There are a number of factors that can affect the car loan you end up with, such as the age of your car, your credit rating, and whether you choose a fixed or variable rate loan, or a secured or unsecured loan. Understanding what those factors are and how they affect your loan can help you to make the right decision when comparing loans.
Whether you buy a new or used car
New car loans, as you would expect, are designed to finance the purchase of new cars. However, new car loans don’t just cover brand new cars, they can cover cars up to two years old, with a certain number of kilometres on the clock.
Used car loans are designed to finance the purchase of used cars, usually for cars aged between two and five years. Used car loans are available for cars more than five years old, but various stipulations may apply.
New car loans usually attract lower rates of interest than used car loans, as they are considered lower risk. If the borrower is not able to pay back the loan for whatever reason, the lender is more likely to be able to sell the car and make its money back on the unpaid loan if the car is newer.
Whether you choose a secured or unsecured loan
Secured and unsecured car loans also attract different interest rates. Lenders offering secured loans have the car as collateral, so if the lender is unable to repay the loan, the lender can sell the car to make back its losses.
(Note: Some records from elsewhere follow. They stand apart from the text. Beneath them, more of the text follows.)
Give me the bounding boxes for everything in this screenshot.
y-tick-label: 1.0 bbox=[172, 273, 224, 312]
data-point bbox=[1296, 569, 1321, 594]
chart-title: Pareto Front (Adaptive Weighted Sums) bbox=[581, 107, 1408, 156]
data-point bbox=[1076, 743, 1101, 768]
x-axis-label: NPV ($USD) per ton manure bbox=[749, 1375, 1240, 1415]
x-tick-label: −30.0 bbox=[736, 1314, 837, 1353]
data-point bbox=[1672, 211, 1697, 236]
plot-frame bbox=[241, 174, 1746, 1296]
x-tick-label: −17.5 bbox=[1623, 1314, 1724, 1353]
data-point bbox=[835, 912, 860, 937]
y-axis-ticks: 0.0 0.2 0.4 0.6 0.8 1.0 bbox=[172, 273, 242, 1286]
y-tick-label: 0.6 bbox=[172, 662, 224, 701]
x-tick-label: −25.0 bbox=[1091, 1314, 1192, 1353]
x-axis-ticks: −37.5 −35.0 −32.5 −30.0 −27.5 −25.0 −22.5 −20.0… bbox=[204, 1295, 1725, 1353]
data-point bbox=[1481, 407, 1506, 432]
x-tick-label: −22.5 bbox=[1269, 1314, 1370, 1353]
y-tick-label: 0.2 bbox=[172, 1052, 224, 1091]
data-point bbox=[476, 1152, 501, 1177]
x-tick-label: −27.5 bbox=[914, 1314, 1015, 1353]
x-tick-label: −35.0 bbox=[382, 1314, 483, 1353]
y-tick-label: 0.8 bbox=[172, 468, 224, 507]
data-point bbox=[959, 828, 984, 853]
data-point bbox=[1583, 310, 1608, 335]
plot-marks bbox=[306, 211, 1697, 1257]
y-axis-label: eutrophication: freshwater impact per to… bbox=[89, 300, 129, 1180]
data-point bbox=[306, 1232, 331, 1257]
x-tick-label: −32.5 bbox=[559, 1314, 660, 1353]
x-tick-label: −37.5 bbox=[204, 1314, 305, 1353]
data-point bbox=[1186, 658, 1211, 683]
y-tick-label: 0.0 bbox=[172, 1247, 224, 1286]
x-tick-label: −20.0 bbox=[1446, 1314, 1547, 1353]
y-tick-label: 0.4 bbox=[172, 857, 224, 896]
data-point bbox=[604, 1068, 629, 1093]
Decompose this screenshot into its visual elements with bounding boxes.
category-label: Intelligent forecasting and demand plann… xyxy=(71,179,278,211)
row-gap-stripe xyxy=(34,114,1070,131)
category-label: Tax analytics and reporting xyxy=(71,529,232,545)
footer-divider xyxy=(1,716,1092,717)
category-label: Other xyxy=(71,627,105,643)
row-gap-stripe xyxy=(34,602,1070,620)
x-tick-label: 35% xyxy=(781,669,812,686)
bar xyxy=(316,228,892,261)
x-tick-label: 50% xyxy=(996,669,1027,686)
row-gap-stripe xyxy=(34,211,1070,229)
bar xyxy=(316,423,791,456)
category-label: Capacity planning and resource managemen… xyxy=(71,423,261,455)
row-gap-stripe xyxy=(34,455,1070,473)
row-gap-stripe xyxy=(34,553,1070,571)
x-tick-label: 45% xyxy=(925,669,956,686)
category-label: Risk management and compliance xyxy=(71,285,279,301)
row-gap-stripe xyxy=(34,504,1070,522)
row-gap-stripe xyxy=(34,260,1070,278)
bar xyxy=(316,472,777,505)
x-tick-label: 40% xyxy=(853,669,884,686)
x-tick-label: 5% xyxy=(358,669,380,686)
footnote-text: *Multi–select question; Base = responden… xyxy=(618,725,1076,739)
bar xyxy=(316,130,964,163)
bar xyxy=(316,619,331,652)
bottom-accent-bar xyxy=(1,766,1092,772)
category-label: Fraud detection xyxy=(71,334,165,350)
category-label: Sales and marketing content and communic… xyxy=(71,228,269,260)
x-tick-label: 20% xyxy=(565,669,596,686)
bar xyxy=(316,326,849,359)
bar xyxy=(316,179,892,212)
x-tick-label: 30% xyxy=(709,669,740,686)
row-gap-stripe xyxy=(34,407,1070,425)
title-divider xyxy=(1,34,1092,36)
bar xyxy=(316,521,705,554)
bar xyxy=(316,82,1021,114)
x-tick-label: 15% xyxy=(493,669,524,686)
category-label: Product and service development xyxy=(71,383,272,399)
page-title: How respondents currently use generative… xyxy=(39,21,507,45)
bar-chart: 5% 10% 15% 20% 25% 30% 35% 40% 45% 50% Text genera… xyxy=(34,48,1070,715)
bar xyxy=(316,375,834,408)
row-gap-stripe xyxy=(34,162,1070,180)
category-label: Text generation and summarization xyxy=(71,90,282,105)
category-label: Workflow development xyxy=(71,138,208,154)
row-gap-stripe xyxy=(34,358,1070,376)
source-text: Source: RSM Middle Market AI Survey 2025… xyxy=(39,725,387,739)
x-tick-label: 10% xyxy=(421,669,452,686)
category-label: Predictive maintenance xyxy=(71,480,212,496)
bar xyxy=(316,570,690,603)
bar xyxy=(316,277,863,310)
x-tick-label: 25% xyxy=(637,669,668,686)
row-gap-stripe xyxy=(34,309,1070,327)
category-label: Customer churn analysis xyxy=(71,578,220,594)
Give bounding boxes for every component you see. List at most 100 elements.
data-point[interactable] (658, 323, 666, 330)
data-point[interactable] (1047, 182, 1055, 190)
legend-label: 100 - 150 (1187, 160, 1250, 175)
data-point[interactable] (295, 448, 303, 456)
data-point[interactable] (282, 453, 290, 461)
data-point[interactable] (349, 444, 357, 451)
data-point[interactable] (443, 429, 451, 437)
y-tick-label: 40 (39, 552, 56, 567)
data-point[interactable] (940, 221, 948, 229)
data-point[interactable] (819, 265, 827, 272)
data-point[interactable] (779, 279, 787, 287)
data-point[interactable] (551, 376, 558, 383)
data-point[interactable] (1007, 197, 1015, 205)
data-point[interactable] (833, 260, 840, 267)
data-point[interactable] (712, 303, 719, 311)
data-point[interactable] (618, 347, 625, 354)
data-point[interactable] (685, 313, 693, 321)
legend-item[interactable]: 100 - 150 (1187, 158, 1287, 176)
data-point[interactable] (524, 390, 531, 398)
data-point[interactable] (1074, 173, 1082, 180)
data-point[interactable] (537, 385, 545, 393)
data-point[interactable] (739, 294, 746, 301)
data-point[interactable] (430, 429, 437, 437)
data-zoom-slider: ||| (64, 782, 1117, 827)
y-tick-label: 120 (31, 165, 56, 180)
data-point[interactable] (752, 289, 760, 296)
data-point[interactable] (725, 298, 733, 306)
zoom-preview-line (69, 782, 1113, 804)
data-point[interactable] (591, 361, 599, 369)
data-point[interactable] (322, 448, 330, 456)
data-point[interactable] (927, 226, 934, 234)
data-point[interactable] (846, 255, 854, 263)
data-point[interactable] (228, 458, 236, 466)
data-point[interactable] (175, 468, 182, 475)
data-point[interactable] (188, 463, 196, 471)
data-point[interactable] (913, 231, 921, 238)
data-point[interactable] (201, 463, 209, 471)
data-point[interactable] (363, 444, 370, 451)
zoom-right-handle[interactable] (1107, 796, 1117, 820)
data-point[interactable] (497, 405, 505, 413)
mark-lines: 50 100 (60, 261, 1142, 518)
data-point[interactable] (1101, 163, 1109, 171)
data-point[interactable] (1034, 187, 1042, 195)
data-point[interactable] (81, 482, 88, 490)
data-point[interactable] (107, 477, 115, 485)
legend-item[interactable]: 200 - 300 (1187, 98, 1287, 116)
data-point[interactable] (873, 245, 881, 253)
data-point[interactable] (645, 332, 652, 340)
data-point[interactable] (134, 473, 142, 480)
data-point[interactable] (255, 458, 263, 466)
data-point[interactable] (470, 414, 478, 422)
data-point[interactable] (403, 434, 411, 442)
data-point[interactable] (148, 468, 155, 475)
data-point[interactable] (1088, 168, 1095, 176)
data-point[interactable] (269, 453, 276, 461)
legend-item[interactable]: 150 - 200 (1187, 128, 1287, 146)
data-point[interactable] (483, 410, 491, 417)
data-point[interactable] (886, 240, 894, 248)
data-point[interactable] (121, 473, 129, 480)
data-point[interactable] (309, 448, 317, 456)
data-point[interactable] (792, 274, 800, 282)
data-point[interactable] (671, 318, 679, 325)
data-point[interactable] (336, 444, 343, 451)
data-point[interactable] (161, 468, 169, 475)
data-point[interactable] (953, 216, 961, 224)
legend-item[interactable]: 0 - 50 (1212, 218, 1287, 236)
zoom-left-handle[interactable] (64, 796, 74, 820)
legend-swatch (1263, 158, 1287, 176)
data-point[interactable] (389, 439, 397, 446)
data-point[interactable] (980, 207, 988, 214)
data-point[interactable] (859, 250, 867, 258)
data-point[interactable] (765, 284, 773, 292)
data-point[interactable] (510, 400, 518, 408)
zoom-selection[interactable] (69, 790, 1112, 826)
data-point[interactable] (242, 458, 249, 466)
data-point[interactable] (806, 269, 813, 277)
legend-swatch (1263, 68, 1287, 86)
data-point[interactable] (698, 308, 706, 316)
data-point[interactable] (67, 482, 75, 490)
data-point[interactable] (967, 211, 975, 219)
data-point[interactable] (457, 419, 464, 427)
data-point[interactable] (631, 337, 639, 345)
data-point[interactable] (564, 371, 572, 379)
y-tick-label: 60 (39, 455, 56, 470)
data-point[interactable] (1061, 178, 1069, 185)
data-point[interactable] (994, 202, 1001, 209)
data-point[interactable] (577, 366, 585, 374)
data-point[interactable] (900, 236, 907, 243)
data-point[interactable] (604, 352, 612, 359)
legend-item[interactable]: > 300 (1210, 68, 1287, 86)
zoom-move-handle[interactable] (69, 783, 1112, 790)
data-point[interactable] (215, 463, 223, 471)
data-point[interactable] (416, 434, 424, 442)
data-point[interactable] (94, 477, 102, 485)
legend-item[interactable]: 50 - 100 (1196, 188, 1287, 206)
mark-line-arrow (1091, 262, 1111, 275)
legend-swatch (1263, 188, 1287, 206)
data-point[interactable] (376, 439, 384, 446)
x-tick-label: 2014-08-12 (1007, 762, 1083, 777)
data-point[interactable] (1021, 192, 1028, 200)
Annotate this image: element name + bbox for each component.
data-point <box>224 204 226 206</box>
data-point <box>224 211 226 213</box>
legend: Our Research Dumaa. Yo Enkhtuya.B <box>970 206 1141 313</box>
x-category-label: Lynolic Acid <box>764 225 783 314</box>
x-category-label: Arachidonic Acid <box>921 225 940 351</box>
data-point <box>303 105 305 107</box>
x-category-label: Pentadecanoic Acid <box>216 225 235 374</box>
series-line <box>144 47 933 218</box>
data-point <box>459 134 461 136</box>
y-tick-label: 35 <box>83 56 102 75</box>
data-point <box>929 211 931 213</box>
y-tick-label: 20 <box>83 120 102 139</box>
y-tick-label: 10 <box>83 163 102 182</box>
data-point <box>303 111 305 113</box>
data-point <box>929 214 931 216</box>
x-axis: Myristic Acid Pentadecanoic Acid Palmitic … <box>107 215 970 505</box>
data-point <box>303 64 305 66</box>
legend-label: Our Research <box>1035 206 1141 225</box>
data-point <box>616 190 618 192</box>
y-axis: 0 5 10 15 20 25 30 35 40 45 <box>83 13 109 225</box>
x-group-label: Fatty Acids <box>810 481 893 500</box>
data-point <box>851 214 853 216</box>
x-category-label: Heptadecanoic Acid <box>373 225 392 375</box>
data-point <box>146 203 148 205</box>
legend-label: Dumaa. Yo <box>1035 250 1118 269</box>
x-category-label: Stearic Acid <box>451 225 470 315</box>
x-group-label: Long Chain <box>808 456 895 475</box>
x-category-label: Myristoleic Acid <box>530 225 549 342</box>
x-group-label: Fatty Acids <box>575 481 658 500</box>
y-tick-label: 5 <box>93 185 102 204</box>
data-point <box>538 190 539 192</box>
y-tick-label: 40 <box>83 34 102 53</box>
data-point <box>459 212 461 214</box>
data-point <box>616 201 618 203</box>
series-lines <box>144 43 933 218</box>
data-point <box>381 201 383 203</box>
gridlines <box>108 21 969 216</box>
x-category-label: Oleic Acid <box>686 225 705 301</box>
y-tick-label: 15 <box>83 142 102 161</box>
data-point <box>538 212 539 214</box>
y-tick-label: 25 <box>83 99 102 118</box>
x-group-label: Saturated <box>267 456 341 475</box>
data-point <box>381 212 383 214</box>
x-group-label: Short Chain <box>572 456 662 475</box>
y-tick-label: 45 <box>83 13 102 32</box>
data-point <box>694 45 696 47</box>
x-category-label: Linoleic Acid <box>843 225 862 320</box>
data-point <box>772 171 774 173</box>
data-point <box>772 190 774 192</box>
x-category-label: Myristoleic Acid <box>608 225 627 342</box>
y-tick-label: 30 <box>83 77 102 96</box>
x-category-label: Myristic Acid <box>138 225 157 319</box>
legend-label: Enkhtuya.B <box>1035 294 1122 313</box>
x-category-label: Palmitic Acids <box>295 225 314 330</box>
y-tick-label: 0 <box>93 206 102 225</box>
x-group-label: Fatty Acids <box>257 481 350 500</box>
An unsecured loan doesn’t have that kind of security, which is why secured loans are usually easier to get approved for, and generally offer lower interest rates.
Whether you choose a fixed rate or variable loan
With a fixed rate car finance, the interest you pay is fixed for the length of the loan. That means your repayments will always remain the same, making it easier to budget. With a variable rate car loan, the interest varies according to the lender. This can allow you to save money on interest if rates fall, but it means you will pay more if rates increase.
Whether you choose dealer finance
Many car buyers choose dealer finance because it’s the easy option. With dealer finance on the table, some car buyers choose to take it up because comparing and finding other car loan options is too much hassle.
However, dealer finance is not always that competitive. Some dealers add commission to their finance, which means borrowers pay more than they would elsewhere. If you want to get the best deal on your car finance, always compare all your options before you sign.
Your credit rating
One of the most important factors affecting your loan is your credit rating. When you apply for a car loan, the lender will usually check your credit file to assess the risk of lending to you. If your credit history is good, with no missed payments or defaults, the lender will be more likely to approve your loan and offer you lower interest rates.